More than 100 walkers tackled the lakeside yomp around Nene Valley Park today. Many of them were older people with PWS, attending with carers and managers from residential homes. 

They ambled, marched, sauntered, and strode, they stopped for a chat, they held hands, they giggled, they sweated, and some of them even went round twice. 

Two PWS walkers, one aged 10 and one aged 22, were holding hands tightly, and beaming at eachother.
I asked them how long they’d been friends. 

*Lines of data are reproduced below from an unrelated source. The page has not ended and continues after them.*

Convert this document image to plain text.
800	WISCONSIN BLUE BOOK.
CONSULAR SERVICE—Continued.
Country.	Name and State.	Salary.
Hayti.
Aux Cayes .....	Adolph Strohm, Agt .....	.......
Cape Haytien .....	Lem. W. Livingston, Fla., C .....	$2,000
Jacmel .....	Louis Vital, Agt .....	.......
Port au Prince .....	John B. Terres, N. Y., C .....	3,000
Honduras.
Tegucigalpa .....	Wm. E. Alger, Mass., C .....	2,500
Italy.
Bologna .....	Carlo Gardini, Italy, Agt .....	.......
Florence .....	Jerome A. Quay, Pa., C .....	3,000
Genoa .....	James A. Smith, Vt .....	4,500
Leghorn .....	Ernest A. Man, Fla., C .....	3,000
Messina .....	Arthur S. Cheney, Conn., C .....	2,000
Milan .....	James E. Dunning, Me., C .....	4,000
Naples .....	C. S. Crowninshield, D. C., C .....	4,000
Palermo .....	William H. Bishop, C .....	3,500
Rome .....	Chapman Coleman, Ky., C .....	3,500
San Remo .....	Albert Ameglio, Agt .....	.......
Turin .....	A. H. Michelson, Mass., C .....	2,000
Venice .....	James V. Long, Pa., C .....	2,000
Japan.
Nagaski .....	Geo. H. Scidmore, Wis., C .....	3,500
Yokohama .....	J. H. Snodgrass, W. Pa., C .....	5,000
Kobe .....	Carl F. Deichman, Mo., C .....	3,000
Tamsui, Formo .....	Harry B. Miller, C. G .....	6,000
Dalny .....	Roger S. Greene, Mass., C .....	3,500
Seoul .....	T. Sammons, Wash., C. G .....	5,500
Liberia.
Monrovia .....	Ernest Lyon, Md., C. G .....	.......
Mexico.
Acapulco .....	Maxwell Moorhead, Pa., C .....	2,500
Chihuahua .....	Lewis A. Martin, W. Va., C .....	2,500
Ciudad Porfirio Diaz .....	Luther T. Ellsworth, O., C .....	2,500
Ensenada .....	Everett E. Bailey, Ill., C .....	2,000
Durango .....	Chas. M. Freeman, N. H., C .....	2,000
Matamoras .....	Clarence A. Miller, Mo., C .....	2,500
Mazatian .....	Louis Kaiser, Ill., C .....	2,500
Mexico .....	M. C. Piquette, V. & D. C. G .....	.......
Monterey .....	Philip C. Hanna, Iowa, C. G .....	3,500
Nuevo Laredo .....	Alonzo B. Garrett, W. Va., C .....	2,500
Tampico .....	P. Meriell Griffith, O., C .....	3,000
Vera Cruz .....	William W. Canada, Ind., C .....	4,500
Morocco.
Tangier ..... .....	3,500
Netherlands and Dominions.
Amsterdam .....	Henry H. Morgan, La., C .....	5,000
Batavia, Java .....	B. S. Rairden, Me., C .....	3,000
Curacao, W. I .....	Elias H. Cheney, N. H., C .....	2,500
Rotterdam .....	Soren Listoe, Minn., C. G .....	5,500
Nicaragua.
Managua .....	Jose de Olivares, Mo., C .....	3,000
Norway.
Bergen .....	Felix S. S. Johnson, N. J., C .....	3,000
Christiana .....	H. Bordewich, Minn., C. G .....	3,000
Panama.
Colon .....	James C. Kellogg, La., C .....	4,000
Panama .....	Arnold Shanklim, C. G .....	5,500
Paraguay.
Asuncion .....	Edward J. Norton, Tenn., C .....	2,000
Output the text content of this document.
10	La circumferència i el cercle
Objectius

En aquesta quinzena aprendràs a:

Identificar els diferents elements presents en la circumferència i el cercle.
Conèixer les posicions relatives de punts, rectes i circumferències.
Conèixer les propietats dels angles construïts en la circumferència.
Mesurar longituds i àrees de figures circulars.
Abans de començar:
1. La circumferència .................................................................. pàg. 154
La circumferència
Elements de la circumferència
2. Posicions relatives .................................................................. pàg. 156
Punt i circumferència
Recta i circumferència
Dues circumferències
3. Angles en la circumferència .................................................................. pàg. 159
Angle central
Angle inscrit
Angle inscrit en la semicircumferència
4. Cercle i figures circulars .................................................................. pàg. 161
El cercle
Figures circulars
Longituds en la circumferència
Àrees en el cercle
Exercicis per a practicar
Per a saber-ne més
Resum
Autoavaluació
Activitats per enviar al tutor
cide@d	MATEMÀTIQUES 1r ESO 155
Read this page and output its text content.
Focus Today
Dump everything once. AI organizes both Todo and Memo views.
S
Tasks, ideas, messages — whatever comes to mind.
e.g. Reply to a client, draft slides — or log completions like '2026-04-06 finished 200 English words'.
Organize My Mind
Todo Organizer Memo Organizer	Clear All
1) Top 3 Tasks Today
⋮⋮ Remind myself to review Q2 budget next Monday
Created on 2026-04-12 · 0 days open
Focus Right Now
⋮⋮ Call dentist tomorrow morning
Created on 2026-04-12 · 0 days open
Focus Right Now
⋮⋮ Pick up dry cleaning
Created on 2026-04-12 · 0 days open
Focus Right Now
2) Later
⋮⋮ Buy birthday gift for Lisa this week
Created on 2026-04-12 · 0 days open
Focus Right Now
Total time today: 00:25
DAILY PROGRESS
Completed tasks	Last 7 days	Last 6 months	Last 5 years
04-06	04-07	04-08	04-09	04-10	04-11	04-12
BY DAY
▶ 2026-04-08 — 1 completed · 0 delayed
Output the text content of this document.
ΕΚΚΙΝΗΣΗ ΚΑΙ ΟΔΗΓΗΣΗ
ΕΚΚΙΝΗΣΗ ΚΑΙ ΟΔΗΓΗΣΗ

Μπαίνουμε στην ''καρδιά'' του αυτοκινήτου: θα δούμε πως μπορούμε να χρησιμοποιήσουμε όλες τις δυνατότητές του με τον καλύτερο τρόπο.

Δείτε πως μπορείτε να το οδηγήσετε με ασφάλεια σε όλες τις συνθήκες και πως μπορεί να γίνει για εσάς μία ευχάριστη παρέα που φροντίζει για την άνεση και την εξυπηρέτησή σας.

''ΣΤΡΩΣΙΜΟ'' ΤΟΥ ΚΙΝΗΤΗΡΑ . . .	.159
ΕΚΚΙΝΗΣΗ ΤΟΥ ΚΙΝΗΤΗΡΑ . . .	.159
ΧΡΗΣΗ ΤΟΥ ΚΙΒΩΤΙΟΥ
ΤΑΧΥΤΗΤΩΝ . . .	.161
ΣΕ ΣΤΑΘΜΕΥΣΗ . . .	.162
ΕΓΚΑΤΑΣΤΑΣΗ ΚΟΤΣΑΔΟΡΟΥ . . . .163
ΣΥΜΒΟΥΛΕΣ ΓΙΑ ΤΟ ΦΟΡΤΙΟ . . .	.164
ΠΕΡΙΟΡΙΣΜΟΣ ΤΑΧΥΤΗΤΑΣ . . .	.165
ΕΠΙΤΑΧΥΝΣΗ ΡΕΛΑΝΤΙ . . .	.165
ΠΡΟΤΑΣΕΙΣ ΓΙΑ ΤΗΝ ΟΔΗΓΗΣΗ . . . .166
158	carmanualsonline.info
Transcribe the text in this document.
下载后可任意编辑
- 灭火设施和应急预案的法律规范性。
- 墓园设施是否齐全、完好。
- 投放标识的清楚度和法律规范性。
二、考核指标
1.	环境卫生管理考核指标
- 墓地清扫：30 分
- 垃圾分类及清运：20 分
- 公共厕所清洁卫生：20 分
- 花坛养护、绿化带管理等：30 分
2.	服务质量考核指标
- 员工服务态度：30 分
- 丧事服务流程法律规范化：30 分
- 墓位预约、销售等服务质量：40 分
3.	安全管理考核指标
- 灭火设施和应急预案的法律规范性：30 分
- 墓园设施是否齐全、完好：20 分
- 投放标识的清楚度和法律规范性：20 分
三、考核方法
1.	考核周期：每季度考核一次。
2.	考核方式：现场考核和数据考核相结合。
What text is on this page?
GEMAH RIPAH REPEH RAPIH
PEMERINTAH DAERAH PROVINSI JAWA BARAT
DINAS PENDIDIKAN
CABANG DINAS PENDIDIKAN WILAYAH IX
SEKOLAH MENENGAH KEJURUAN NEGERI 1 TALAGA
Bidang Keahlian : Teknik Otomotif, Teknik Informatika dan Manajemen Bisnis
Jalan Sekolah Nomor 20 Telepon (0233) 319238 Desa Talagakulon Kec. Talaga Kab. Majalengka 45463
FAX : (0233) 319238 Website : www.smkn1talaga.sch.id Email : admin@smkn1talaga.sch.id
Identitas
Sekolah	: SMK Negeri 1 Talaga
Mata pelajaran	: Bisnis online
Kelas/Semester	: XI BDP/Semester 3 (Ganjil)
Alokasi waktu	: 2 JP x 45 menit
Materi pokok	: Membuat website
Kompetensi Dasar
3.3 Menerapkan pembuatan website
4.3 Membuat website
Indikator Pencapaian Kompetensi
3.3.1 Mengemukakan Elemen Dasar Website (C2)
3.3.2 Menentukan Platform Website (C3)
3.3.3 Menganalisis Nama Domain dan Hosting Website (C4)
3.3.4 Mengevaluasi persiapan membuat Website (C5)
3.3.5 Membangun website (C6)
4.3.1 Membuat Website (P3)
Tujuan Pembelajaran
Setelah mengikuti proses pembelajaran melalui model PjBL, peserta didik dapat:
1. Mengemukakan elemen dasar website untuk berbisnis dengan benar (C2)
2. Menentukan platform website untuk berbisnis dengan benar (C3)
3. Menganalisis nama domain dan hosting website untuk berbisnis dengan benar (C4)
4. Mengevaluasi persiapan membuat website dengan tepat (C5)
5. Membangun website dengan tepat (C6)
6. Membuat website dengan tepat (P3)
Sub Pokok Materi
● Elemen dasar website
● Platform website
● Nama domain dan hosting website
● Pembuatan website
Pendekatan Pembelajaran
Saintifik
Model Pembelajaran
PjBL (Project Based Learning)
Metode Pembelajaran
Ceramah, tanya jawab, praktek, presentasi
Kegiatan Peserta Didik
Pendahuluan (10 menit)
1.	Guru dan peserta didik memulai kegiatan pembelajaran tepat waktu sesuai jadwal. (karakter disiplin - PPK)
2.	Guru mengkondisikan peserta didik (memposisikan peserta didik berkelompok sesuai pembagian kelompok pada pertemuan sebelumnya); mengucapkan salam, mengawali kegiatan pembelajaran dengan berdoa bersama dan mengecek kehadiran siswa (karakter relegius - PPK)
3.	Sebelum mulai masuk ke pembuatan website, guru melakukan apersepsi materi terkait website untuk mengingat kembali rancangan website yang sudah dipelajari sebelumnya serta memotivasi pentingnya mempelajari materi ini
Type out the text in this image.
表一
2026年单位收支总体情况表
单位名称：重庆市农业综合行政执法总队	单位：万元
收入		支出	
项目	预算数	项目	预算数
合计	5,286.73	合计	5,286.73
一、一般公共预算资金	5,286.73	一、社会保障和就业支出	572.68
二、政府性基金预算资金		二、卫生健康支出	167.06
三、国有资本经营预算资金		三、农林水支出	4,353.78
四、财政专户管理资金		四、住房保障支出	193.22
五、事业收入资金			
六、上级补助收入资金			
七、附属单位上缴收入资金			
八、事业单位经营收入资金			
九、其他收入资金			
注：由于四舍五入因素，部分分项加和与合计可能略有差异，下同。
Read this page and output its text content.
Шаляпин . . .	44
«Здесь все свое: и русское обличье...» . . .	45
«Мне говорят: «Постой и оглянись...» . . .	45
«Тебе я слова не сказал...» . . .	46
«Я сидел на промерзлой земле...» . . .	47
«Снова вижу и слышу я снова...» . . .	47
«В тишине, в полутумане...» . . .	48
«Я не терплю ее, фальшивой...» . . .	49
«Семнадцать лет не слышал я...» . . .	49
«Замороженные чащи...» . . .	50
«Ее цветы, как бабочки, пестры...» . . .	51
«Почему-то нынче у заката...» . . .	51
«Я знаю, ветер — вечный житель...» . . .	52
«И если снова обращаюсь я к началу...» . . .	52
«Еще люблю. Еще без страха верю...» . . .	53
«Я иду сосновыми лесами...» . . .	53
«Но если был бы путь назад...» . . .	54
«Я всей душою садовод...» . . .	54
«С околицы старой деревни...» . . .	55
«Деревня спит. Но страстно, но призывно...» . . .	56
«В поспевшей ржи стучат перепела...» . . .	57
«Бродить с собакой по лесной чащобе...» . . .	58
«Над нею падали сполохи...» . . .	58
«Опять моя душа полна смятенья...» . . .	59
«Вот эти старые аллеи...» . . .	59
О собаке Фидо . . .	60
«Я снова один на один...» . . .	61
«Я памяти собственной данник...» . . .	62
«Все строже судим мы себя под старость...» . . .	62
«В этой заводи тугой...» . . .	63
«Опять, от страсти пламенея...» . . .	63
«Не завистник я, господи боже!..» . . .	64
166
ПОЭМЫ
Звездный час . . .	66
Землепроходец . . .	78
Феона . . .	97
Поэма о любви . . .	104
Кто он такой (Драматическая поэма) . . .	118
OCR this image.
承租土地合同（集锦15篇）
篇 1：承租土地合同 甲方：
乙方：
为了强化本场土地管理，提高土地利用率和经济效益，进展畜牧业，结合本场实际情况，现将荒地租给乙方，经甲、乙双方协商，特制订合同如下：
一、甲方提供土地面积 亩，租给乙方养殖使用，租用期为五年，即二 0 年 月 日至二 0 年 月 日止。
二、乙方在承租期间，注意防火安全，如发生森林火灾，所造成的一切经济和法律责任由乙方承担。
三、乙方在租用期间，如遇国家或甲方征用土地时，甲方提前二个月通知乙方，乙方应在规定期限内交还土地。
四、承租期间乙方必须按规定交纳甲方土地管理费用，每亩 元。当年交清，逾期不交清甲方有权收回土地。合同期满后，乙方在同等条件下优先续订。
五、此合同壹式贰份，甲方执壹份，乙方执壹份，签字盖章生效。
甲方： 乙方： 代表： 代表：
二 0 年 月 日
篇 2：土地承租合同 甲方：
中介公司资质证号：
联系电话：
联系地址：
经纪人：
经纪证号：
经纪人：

“Oh we just met today,” they explained.

“It’s nice to meet other people with Prader-Willi, isn’t it? Because other people don’t always get it, do they...” I said.

“No. They DO NOT.”

But today was all about getting it. A bunch of people with common goals: raising money and awareness for a charity close to their hearts, and getting together for a shared day of fun and sunshine, and telling a few inquisitive passers-by a bit about this odd little syndrome and the massive effect it has on people’s lives.

I was super proud of my girl. And super proud of a bunch of my rugby teammates who answered the call to give up the best part of their Bank Holiday Sunday and help marshal the walk (including one who accompanied my daughter on her march round). 

At the end, we sprawled out in the sun to tuck into our healthy packed lunches, and were, I thought, being fairly discreet about having a sneaky prosecco, until PWSBFF (who had finally arrived and had just completed a late lap of the lake), loudly announced: “My daddy would like some of that,” and just in case anyone hadn’t heard, clarifying with: “They’ve got ALCOHOL.”

Old friends were reunited. New friendships were forged. Dogs were petted. Smoothies were slurped. Hugs were given. Giggles were shared. And obsessions (Coronation Street, books and bus travel in my daughter’s case) were discussed. 

Life is full of difficult days. But a good one is always around the corner. And when you get one as good as this, the clear blue skies seem endless.